O "ranking" fazia a exposição e avaliação alunas da Universidade do Oeste Paulista (Unoeste) com termos de teor sexual e depreciativo, utilizando fotos publicadas em redes sociais. O material era  distribuído em um grupo fechado de aplicativo de mensagens.

No grupo, comentários de todos os tipos eram feitos por alunos sobre o "ranking". "Tirei as lésbicas e as gordas", disse um deles. "Tem umas aí que eu discordo", apontou outro. "Deliciosíssima", "comível" e "errebentaria" foram outras palavras utilizadas.

Reprodução
Reprodução

Na noite da última quinta-feira (20), estudantes e ativistas fizeram um protesto com cartazes e faixas em frente ao Campus II da Unoeste, às margens da Rodovia Raposo Tavares (SP-270).

É algo nojento, esdrúxulo. [...] A gente fica completamente sem chão”, desabafou uma das universitárias expostas.

Em entrevista à TV TEM, afiliada da Rede Globo, a jovem, que preferiu não se identificar, disse que soube do caso na quinta-feira (20), por meio de uma nota de repúdio que a Atlética da instituição publicou nas redes sociais. 

“Eu fui vendo e passando as fotos, os comentários, e percebi que as meninas que estavam nas fotos eram amigas de sala. Então, eu fiquei muito triste. Mas, vendo melhor as fotos, eu vi que estava lá também. Isso me deixou com uma crise de ansiedade, eu não sabia o que fazer”, disse.

A jovem disse que o homem que fez a edição era seu colega de sala e amigo.  

É uma nojeira. O homem que fez a edição mesmo era meu amigo de turma, sentava do meu lado, sabe? Então é algo nojento, esdrúxulo. A gente só vê por reportagens e a gente acha que nunca vai acontecer com a gente, né? E, quando acontece, a gente fica completamente sem chão”.

Segundo ela, a universidade realizou uma reunião com alunos e ofereceu suporte necessário em questões de saúde mental.

Até o fim da tarde desta sexta-feira (21), seis vítimas foram identificadas e cinco suspeitos são investigados.

Em nota, a Universidade do Oeste Paulista (Unoeste) afirmou que abriu uma apuração interna prioritária para a identificação dos autores da lista e aplicação das punições disciplinares previstas no regimento da instituição.

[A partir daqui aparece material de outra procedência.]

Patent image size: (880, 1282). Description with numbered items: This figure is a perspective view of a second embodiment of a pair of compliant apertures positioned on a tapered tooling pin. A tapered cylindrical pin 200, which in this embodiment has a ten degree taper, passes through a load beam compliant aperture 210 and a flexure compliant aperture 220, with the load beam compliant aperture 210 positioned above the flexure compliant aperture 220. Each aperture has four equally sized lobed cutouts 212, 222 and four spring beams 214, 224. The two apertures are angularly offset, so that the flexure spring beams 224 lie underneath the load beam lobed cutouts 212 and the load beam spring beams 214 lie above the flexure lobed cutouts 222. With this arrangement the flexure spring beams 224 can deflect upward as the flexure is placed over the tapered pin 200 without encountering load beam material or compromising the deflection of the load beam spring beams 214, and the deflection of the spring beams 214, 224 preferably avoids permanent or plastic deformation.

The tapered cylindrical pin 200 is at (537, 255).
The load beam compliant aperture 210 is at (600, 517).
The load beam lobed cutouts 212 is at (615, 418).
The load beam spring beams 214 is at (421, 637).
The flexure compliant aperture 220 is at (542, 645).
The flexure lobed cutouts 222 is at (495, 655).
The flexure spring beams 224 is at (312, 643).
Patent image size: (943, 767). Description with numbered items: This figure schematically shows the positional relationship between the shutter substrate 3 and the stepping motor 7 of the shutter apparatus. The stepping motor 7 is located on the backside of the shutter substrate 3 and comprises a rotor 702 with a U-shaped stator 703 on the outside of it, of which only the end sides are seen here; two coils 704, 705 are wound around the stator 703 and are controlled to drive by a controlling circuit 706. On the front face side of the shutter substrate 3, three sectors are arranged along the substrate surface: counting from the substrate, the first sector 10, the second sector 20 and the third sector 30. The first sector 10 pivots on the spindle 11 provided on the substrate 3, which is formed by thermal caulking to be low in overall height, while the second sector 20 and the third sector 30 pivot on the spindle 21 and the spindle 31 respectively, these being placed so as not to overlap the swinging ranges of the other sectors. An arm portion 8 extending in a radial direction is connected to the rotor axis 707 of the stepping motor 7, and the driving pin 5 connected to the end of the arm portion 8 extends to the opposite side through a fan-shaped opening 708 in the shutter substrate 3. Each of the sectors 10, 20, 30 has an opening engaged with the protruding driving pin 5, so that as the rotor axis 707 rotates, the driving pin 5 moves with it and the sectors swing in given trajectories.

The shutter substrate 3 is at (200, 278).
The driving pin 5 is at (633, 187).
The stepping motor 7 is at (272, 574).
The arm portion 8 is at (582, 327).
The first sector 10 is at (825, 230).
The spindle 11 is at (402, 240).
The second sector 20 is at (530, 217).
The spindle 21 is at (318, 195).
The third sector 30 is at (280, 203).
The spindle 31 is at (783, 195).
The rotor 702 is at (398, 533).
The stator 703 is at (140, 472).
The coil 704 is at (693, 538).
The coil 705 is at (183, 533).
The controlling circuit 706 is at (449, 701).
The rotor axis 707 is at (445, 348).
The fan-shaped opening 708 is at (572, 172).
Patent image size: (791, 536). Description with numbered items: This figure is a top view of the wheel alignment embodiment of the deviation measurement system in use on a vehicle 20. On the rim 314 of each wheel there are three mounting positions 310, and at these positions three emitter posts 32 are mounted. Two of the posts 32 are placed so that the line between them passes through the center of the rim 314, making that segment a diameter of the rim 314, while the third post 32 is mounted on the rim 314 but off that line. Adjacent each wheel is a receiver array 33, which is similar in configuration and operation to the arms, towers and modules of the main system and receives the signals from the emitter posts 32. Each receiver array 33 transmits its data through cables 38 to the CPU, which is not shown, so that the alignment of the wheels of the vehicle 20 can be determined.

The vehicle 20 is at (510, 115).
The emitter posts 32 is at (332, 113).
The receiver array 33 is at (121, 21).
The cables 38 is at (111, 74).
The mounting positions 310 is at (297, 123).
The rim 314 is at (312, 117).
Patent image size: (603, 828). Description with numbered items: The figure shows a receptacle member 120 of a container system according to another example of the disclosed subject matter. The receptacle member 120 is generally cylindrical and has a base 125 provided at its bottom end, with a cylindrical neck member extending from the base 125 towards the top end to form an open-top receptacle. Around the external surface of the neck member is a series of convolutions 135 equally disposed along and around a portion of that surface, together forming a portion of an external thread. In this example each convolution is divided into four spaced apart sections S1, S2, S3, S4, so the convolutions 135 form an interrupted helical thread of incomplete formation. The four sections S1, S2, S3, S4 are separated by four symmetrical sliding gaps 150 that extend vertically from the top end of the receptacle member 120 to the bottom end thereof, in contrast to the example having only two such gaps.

A Unoeste repudia qualquer forma de exposição, assédio, constrangimento ou desrespeito à dignidade. A instituição está acolhendo as acadêmicas envolvidas e reforça a importância de não compartilhar o conteúdo para não ampliar os danos às vítimas”, informou a instituição.

Já a Polícia Civil destacou que a investigação conduzida pela DDM está em fase inicial, com a colheita de depoimentos e preservação de provas digitais do grupo de mensagens.